The bags this time are marine-themed. I love making them, but taking the photos, writing descriptions, and wrestling with the crap ebay interface, I do not love.

Ebay is sometimes a painful environment to operate through, especially as I live entirely off the proceeds and it really buggers things up for my finances when somebody gets over-excited and claims a bag, but then they don't pay for it. But I when I'm not actually trying to get some part of it to work properly, I find the whole thing really fascinating, particularly the users, who seem to me to be a whole different demographic that you don't see anywhere else on the internet. That movie The Castle was crap in many ways, but my impression of the typical Australian ebay user is surprisingly close to the people in the Kerrigan family. Lower middle class / working class; not well off or well educated; home oriented; and -- I really like this -- they have their own organic and unselfconscious aesthetics.

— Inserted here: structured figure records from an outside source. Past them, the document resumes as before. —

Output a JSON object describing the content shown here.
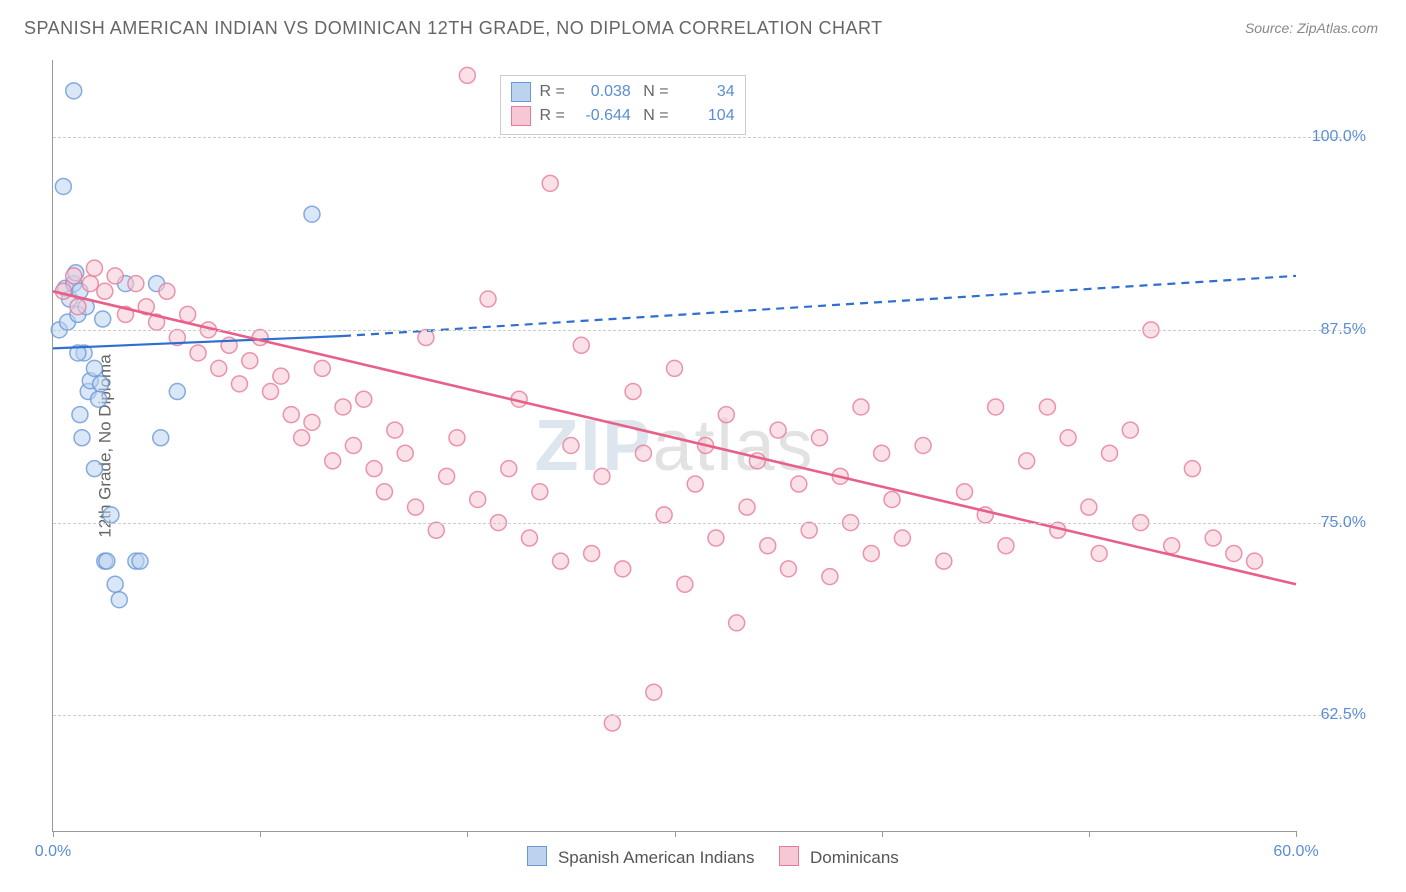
{
  "title": "SPANISH AMERICAN INDIAN VS DOMINICAN 12TH GRADE, NO DIPLOMA CORRELATION CHART",
  "source": "Source: ZipAtlas.com",
  "watermark_bold": "ZIP",
  "watermark_light": "atlas",
  "y_axis_title": "12th Grade, No Diploma",
  "chart": {
    "type": "scatter",
    "xlim": [
      0,
      60
    ],
    "ylim": [
      55,
      105
    ],
    "x_ticks": [
      0,
      10,
      20,
      30,
      40,
      50,
      60
    ],
    "x_tick_labels": {
      "0": "0.0%",
      "60": "60.0%"
    },
    "y_ticks": [
      62.5,
      75.0,
      87.5,
      100.0
    ],
    "y_tick_labels": [
      "62.5%",
      "75.0%",
      "87.5%",
      "100.0%"
    ],
    "grid_color": "#cccccc",
    "background_color": "#ffffff",
    "marker_radius": 8,
    "marker_stroke_width": 1.5,
    "series": [
      {
        "name": "Spanish American Indians",
        "fill": "#bcd3f0",
        "stroke": "#6b98d6",
        "R": "0.038",
        "N": "34",
        "trend": {
          "x1": 0,
          "y1": 86.3,
          "x2_solid": 14,
          "y2_solid": 87.1,
          "x2_dash": 60,
          "y2_dash": 91.0,
          "color": "#2f6fd0",
          "width": 2.2
        },
        "points": [
          [
            0.3,
            87.5
          ],
          [
            0.5,
            96.8
          ],
          [
            0.6,
            90.2
          ],
          [
            0.7,
            88.0
          ],
          [
            0.8,
            89.5
          ],
          [
            1.0,
            90.5
          ],
          [
            1.1,
            91.2
          ],
          [
            1.2,
            88.5
          ],
          [
            1.3,
            90.0
          ],
          [
            1.0,
            103.0
          ],
          [
            1.3,
            82.0
          ],
          [
            1.4,
            80.5
          ],
          [
            1.5,
            86.0
          ],
          [
            1.7,
            83.5
          ],
          [
            1.8,
            84.2
          ],
          [
            2.0,
            85.0
          ],
          [
            2.0,
            78.5
          ],
          [
            2.2,
            83.0
          ],
          [
            2.3,
            84.0
          ],
          [
            2.5,
            72.5
          ],
          [
            2.6,
            72.5
          ],
          [
            2.8,
            75.5
          ],
          [
            3.0,
            71.0
          ],
          [
            3.2,
            70.0
          ],
          [
            3.5,
            90.5
          ],
          [
            4.0,
            72.5
          ],
          [
            4.2,
            72.5
          ],
          [
            5.0,
            90.5
          ],
          [
            5.2,
            80.5
          ],
          [
            6.0,
            83.5
          ],
          [
            1.2,
            86.0
          ],
          [
            1.6,
            89.0
          ],
          [
            12.5,
            95.0
          ],
          [
            2.4,
            88.2
          ]
        ]
      },
      {
        "name": "Dominicans",
        "fill": "#f6c8d4",
        "stroke": "#e67a9b",
        "R": "-0.644",
        "N": "104",
        "trend": {
          "x1": 0,
          "y1": 90.0,
          "x2_solid": 60,
          "y2_solid": 71.0,
          "color": "#e85f88",
          "width": 2.6
        },
        "points": [
          [
            0.5,
            90.0
          ],
          [
            1.0,
            91.0
          ],
          [
            1.2,
            89.0
          ],
          [
            1.8,
            90.5
          ],
          [
            2.0,
            91.5
          ],
          [
            2.5,
            90.0
          ],
          [
            3.0,
            91.0
          ],
          [
            3.5,
            88.5
          ],
          [
            4.0,
            90.5
          ],
          [
            4.5,
            89.0
          ],
          [
            5.0,
            88.0
          ],
          [
            5.5,
            90.0
          ],
          [
            6.0,
            87.0
          ],
          [
            6.5,
            88.5
          ],
          [
            7.0,
            86.0
          ],
          [
            7.5,
            87.5
          ],
          [
            8.0,
            85.0
          ],
          [
            8.5,
            86.5
          ],
          [
            9.0,
            84.0
          ],
          [
            9.5,
            85.5
          ],
          [
            10.0,
            87.0
          ],
          [
            10.5,
            83.5
          ],
          [
            11.0,
            84.5
          ],
          [
            11.5,
            82.0
          ],
          [
            12.0,
            80.5
          ],
          [
            12.5,
            81.5
          ],
          [
            13.0,
            85.0
          ],
          [
            13.5,
            79.0
          ],
          [
            14.0,
            82.5
          ],
          [
            14.5,
            80.0
          ],
          [
            15.0,
            83.0
          ],
          [
            15.5,
            78.5
          ],
          [
            16.0,
            77.0
          ],
          [
            16.5,
            81.0
          ],
          [
            17.0,
            79.5
          ],
          [
            17.5,
            76.0
          ],
          [
            18.0,
            87.0
          ],
          [
            18.5,
            74.5
          ],
          [
            19.0,
            78.0
          ],
          [
            19.5,
            80.5
          ],
          [
            20.0,
            104.0
          ],
          [
            20.5,
            76.5
          ],
          [
            21.0,
            89.5
          ],
          [
            21.5,
            75.0
          ],
          [
            22.0,
            78.5
          ],
          [
            22.5,
            83.0
          ],
          [
            23.0,
            74.0
          ],
          [
            23.5,
            77.0
          ],
          [
            24.0,
            97.0
          ],
          [
            24.5,
            72.5
          ],
          [
            25.0,
            80.0
          ],
          [
            25.5,
            86.5
          ],
          [
            26.0,
            73.0
          ],
          [
            26.5,
            78.0
          ],
          [
            27.0,
            62.0
          ],
          [
            27.5,
            72.0
          ],
          [
            28.0,
            83.5
          ],
          [
            28.5,
            79.5
          ],
          [
            29.0,
            64.0
          ],
          [
            29.5,
            75.5
          ],
          [
            30.0,
            85.0
          ],
          [
            30.5,
            71.0
          ],
          [
            31.0,
            77.5
          ],
          [
            31.5,
            80.0
          ],
          [
            32.0,
            74.0
          ],
          [
            32.5,
            82.0
          ],
          [
            33.0,
            68.5
          ],
          [
            33.5,
            76.0
          ],
          [
            34.0,
            79.0
          ],
          [
            34.5,
            73.5
          ],
          [
            35.0,
            81.0
          ],
          [
            35.5,
            72.0
          ],
          [
            36.0,
            77.5
          ],
          [
            36.5,
            74.5
          ],
          [
            37.0,
            80.5
          ],
          [
            37.5,
            71.5
          ],
          [
            38.0,
            78.0
          ],
          [
            38.5,
            75.0
          ],
          [
            39.0,
            82.5
          ],
          [
            39.5,
            73.0
          ],
          [
            40.0,
            79.5
          ],
          [
            40.5,
            76.5
          ],
          [
            41.0,
            74.0
          ],
          [
            42.0,
            80.0
          ],
          [
            43.0,
            72.5
          ],
          [
            44.0,
            77.0
          ],
          [
            45.0,
            75.5
          ],
          [
            45.5,
            82.5
          ],
          [
            46.0,
            73.5
          ],
          [
            47.0,
            79.0
          ],
          [
            48.0,
            82.5
          ],
          [
            48.5,
            74.5
          ],
          [
            49.0,
            80.5
          ],
          [
            50.0,
            76.0
          ],
          [
            50.5,
            73.0
          ],
          [
            51.0,
            79.5
          ],
          [
            52.0,
            81.0
          ],
          [
            52.5,
            75.0
          ],
          [
            53.0,
            87.5
          ],
          [
            54.0,
            73.5
          ],
          [
            55.0,
            78.5
          ],
          [
            56.0,
            74.0
          ],
          [
            57.0,
            73.0
          ],
          [
            58.0,
            72.5
          ]
        ]
      }
    ]
  },
  "legend_box": {
    "top_pct": 2,
    "left_pct": 36
  }
}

Some people in my academic circle have looked at me funny when I've explained to them that I make a living selling my handwork on ebay. I don't tell many people because it's sometimes too hard to explain, and you never really know how much they are going to take in. It may be just what I sell influencing this impression, but I also think ebay (in Australia, at least) is regarded largely a somewhat abject feminine web space. It is so much bound up with the domestic, the homely, with the kids, with budgeting and making ends meet, and with piecework type occupations. Not very macho, not very high-powered. Another reason why I feel comfortable there.

2 comments:

Zoe said...

I have been trawling your archives, coming from Mallrat, and I realise I have one of your little bags, given to me by a friend who let me choose from one of about six.

It is very beautiful and I'm glad you're making a living making them. I've put up a link too.

Lynette said...

You know, it might have been just the stage of Ebay's development in Australia when you were on it that's given you that perspective. I live in the UK and bought several of your bags after a friend told me about them. Over here, Ebay is mainstream now and in the US, well, it's pretty much the default department store from what my friends living there tell me. There was a stat in the newspaper the other day that 1 in 5 shopping hours in the UK was online, and Ebay are one of the biggest drivers of that. I'd guess it's nothing like that yet in Australia, but give it time.... It's only been in the past few months on Ebay in Australia that I've noticed some decent (ie: top quality but therefore also higher priced) stuff be listed in Ebay in Australia in the categories I follow. I think if you tried selling on Ebay in another year or two the designer fashion side might have caught up too. I also often wondered why you didn't list your bags on the Ebay.com site, in US$. Much much much bigger market and your bags are cheap to post and airmail is only a week these days. (Even though in theory your Australian listings would have shown up there, it would only have been among the minority of sellers who selected to search worldwide, which would be probably 5% if you're lucky. Default setting is of course to search only in your home country.)